Video games are fine ways to wind down and relax. But all those hand movements required to operate a game's controls are obviously exhausting. It's far too close to actual physical activity.
What if there was a way to make marathon video game sessions a total sedentary experience for every part of you except your brain?
Your dream has come true. Soon enough you will be able to play video games completely hands-free :
Gamers will soon be able to interact with the virtual world using their thoughts and emotions alone.A neuro-headset which interprets the interaction of neurons in the brain will go on sale later this year.
"It picks up electrical activity from the brain and sends wireless signals to a computer," said Tan Le, president of US/Australian firm Emotiv.
"It allows the user to manipulate a game or virtual environment naturally and intuitively," she added.
The Epoc technology can be used to give authentic facial expressions to avatars of gamers in virtual worlds. For example, if the player smiles, winks, grimaces the headset can detect the expression and translate it to the avatar in game.It can also read emotions of players and translate those to the virtual world. "The headset could be used to improve the realism of emotional responses of AI characters in games," said Ms Le.
"If you laughed or felt happy after killing a character in a game then your virtual buddy could admonish you for being callous," she explained.
The $299 headset has a gyroscope to detect movement and has wireless capabilities to communicate with a USB dongle plugged into a computer.
The Emotiv said the headset could detects more than 30 different expressions, emotions and actions.
They include excitement, meditation, tension and frustration; facial expressions such as smile, laugh, wink, shock (eyebrows raised), anger (eyebrows furrowed); and cognitive actions such as push, pull, lift, drop and rotate (on six different axis).
Gamers are able to move objects in the world just by thinking of the action.
Eventually, this kind of brain-directed activation of electronic equipment will find its way into Human 2.0, the new generation of robots and androids that will increasingly become a part of everyday life in the next two decades. Your brain is wired to the 'brain' of the Human 2.0 so you can see, hear and feel what it sees, hears and feels. And vice-versa, if you allowed the artificial brain to access your human brain.
And computers will want to come down the pipeline and get into your head once this level of interactivity becomes commonplace. The video game will eventually reshape itself to fit your skill level, or to ramp up the challenge levels.
The science fiction era of fear of computers linking to human brains barely exists for youth now raised on computers and video games. Ditching the controls for direct human-to-computer control will not seem futuristic, or too tempting of the implementation of the inevitable robotic overthrow of humanity.
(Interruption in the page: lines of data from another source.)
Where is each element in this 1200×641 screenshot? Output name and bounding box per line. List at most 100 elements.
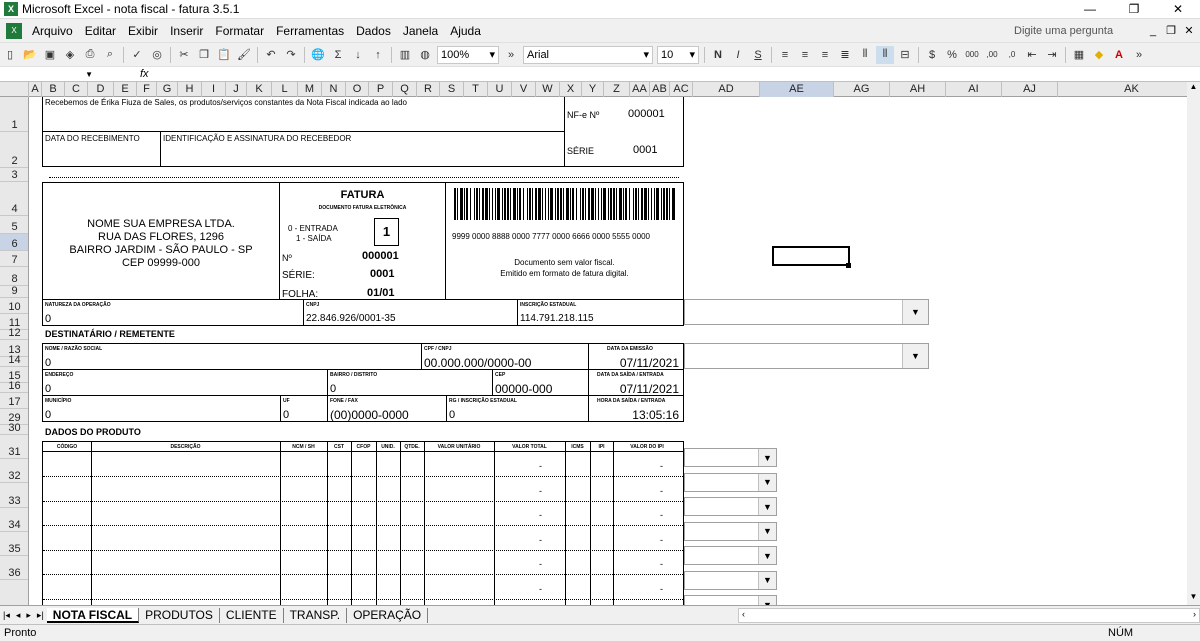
row-header[interactable]: 12 bbox=[0, 327, 28, 340]
operation-dropdown[interactable]: ▼ bbox=[684, 299, 929, 325]
product-row-dropdown[interactable]: ▼ bbox=[684, 497, 777, 516]
tab-nota-fiscal[interactable]: NOTA FISCAL bbox=[46, 607, 140, 623]
hyperlink-icon[interactable]: 🌐 bbox=[309, 46, 327, 64]
research-icon[interactable]: ◎ bbox=[148, 46, 166, 64]
sort-desc-icon[interactable]: ↑ bbox=[369, 46, 387, 64]
column-header[interactable]: AE bbox=[760, 82, 834, 97]
increase-indent-icon[interactable]: ⇥ bbox=[1043, 46, 1061, 64]
column-header[interactable]: W bbox=[536, 82, 560, 97]
tab-transp[interactable]: TRANSP. bbox=[284, 607, 348, 623]
column-header[interactable]: G bbox=[157, 82, 178, 97]
row-header[interactable]: 17 bbox=[0, 393, 28, 409]
product-row-dropdown[interactable]: ▼ bbox=[684, 546, 777, 565]
column-header[interactable]: J bbox=[226, 82, 247, 97]
undo-icon[interactable]: ↶ bbox=[262, 46, 280, 64]
underline-icon[interactable]: S bbox=[749, 46, 767, 64]
horizontal-scrollbar[interactable]: ‹ › bbox=[738, 607, 1200, 623]
row-header[interactable]: 2 bbox=[0, 132, 28, 168]
column-header[interactable]: S bbox=[440, 82, 464, 97]
help-search-input[interactable]: Digite uma pergunta bbox=[1010, 22, 1146, 40]
product-row-dropdown[interactable]: ▼ bbox=[684, 570, 777, 590]
font-size-select[interactable]: 10 ▾ bbox=[657, 45, 699, 64]
cut-icon[interactable]: ✂ bbox=[175, 46, 193, 64]
column-header[interactable]: F bbox=[137, 82, 157, 97]
increase-decimal-icon[interactable]: ,00 bbox=[983, 46, 1001, 64]
toolbar-options-icon[interactable]: » bbox=[502, 46, 520, 64]
menu-arquivo[interactable]: Arquivo bbox=[26, 24, 79, 38]
row-header[interactable]: 1 bbox=[0, 97, 28, 132]
column-header[interactable]: N bbox=[322, 82, 346, 97]
decrease-decimal-icon[interactable]: ,0 bbox=[1003, 46, 1021, 64]
tab-cliente[interactable]: CLIENTE bbox=[220, 607, 284, 623]
worksheet[interactable]: Recebemos de Érika Fiuza de Sales, os pr… bbox=[29, 97, 1187, 605]
column-header[interactable]: AG bbox=[834, 82, 890, 97]
scroll-right-icon[interactable]: › bbox=[1193, 609, 1196, 619]
row-header[interactable]: 34 bbox=[0, 508, 28, 532]
row-header[interactable]: 6 bbox=[0, 234, 28, 251]
chart-icon[interactable]: ▥ bbox=[396, 46, 414, 64]
print-icon[interactable]: ⎙ bbox=[81, 46, 99, 64]
sort-asc-icon[interactable]: ↓ bbox=[349, 46, 367, 64]
row-header[interactable]: 4 bbox=[0, 182, 28, 216]
first-sheet-icon[interactable]: |◂ bbox=[0, 610, 13, 621]
menu-dados[interactable]: Dados bbox=[350, 24, 397, 38]
fill-color-icon[interactable]: ◆ bbox=[1090, 46, 1108, 64]
column-header[interactable]: AJ bbox=[1002, 82, 1058, 97]
product-row-dropdown[interactable]: ▼ bbox=[684, 472, 777, 492]
decrease-indent-icon[interactable]: ⇤ bbox=[1023, 46, 1041, 64]
align-option-icon[interactable]: ⦀ bbox=[876, 45, 894, 64]
column-header[interactable]: T bbox=[464, 82, 488, 97]
column-header[interactable]: H bbox=[178, 82, 202, 97]
currency-icon[interactable]: $ bbox=[923, 46, 941, 64]
copy-icon[interactable]: ❐ bbox=[195, 46, 213, 64]
client-dropdown[interactable]: ▼ bbox=[684, 343, 929, 369]
column-header[interactable]: Q bbox=[393, 82, 417, 97]
column-header[interactable]: AA bbox=[630, 82, 650, 97]
zoom-select[interactable]: 100% ▾ bbox=[437, 45, 499, 64]
column-header[interactable]: R bbox=[417, 82, 440, 97]
redo-icon[interactable]: ↷ bbox=[282, 46, 300, 64]
product-row-dropdown[interactable]: ▼ bbox=[684, 595, 777, 605]
tab-operacao[interactable]: OPERAÇÃO bbox=[347, 607, 429, 623]
menu-ferramentas[interactable]: Ferramentas bbox=[270, 24, 350, 38]
row-header[interactable]: 31 bbox=[0, 435, 28, 459]
italic-icon[interactable]: I bbox=[729, 46, 747, 64]
borders-icon[interactable]: ▦ bbox=[1070, 46, 1088, 64]
row-header[interactable]: 7 bbox=[0, 251, 28, 267]
row-header[interactable]: 14 bbox=[0, 354, 28, 367]
menu-inserir[interactable]: Inserir bbox=[164, 24, 209, 38]
font-color-icon[interactable]: A bbox=[1110, 46, 1128, 64]
scroll-left-icon[interactable]: ‹ bbox=[742, 609, 745, 619]
distributed-icon[interactable]: ⦀ bbox=[856, 46, 874, 64]
toolbar-overflow-icon[interactable]: » bbox=[1130, 46, 1148, 64]
row-header[interactable]: 5 bbox=[0, 216, 28, 234]
tab-produtos[interactable]: PRODUTOS bbox=[139, 607, 220, 623]
align-left-icon[interactable]: ≡ bbox=[776, 46, 794, 64]
doc-close-icon[interactable]: ✕ bbox=[1182, 24, 1196, 37]
row-header[interactable]: 30 bbox=[0, 422, 28, 435]
vertical-scrollbar[interactable]: ▲ ▼ bbox=[1187, 82, 1200, 605]
menu-ajuda[interactable]: Ajuda bbox=[444, 24, 487, 38]
scroll-up-icon[interactable]: ▲ bbox=[1187, 82, 1200, 95]
column-header[interactable]: AD bbox=[693, 82, 760, 97]
bold-icon[interactable]: N bbox=[709, 46, 727, 64]
product-row-dropdown[interactable]: ▼ bbox=[684, 448, 777, 467]
row-header[interactable]: 35 bbox=[0, 532, 28, 556]
column-header[interactable]: AH bbox=[890, 82, 946, 97]
column-header[interactable]: Z bbox=[604, 82, 630, 97]
open-icon[interactable]: 📂 bbox=[21, 46, 39, 64]
column-header[interactable]: C bbox=[65, 82, 88, 97]
row-header[interactable]: 16 bbox=[0, 380, 28, 393]
justify-icon[interactable]: ≣ bbox=[836, 46, 854, 64]
save-icon[interactable]: ▣ bbox=[41, 46, 59, 64]
column-header[interactable]: AB bbox=[650, 82, 670, 97]
align-right-icon[interactable]: ≡ bbox=[816, 46, 834, 64]
column-header[interactable]: M bbox=[298, 82, 322, 97]
row-header[interactable]: 33 bbox=[0, 483, 28, 508]
prev-sheet-icon[interactable]: ◂ bbox=[13, 610, 24, 621]
column-header[interactable]: E bbox=[114, 82, 137, 97]
row-header[interactable]: 8 bbox=[0, 267, 28, 286]
column-header[interactable]: U bbox=[488, 82, 512, 97]
row-header[interactable]: 36 bbox=[0, 556, 28, 580]
active-cell[interactable] bbox=[772, 246, 850, 266]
It will simply be seen as a much easier and far more practical way for humans to operate their computers and artificial brains.
Here's how it works :
The brain is made up of about 100 billion nerve cells, or neurons, which emit an electrical impulse when interacting. The headset implements a technology known as non-invasive electroencephalography (EEG) to read the neural activity.
Ms Le said: "Emotiv is a neuro-engineering company and we've created a brain computer interface that reads electrical impulses in the brain and translates them into commands that a video game can accept and control the game dynamically."
Soon you won't have to pause in the middle of completing another important raid in WoW just to cram in a life-sustaining slice of pizza. Progress!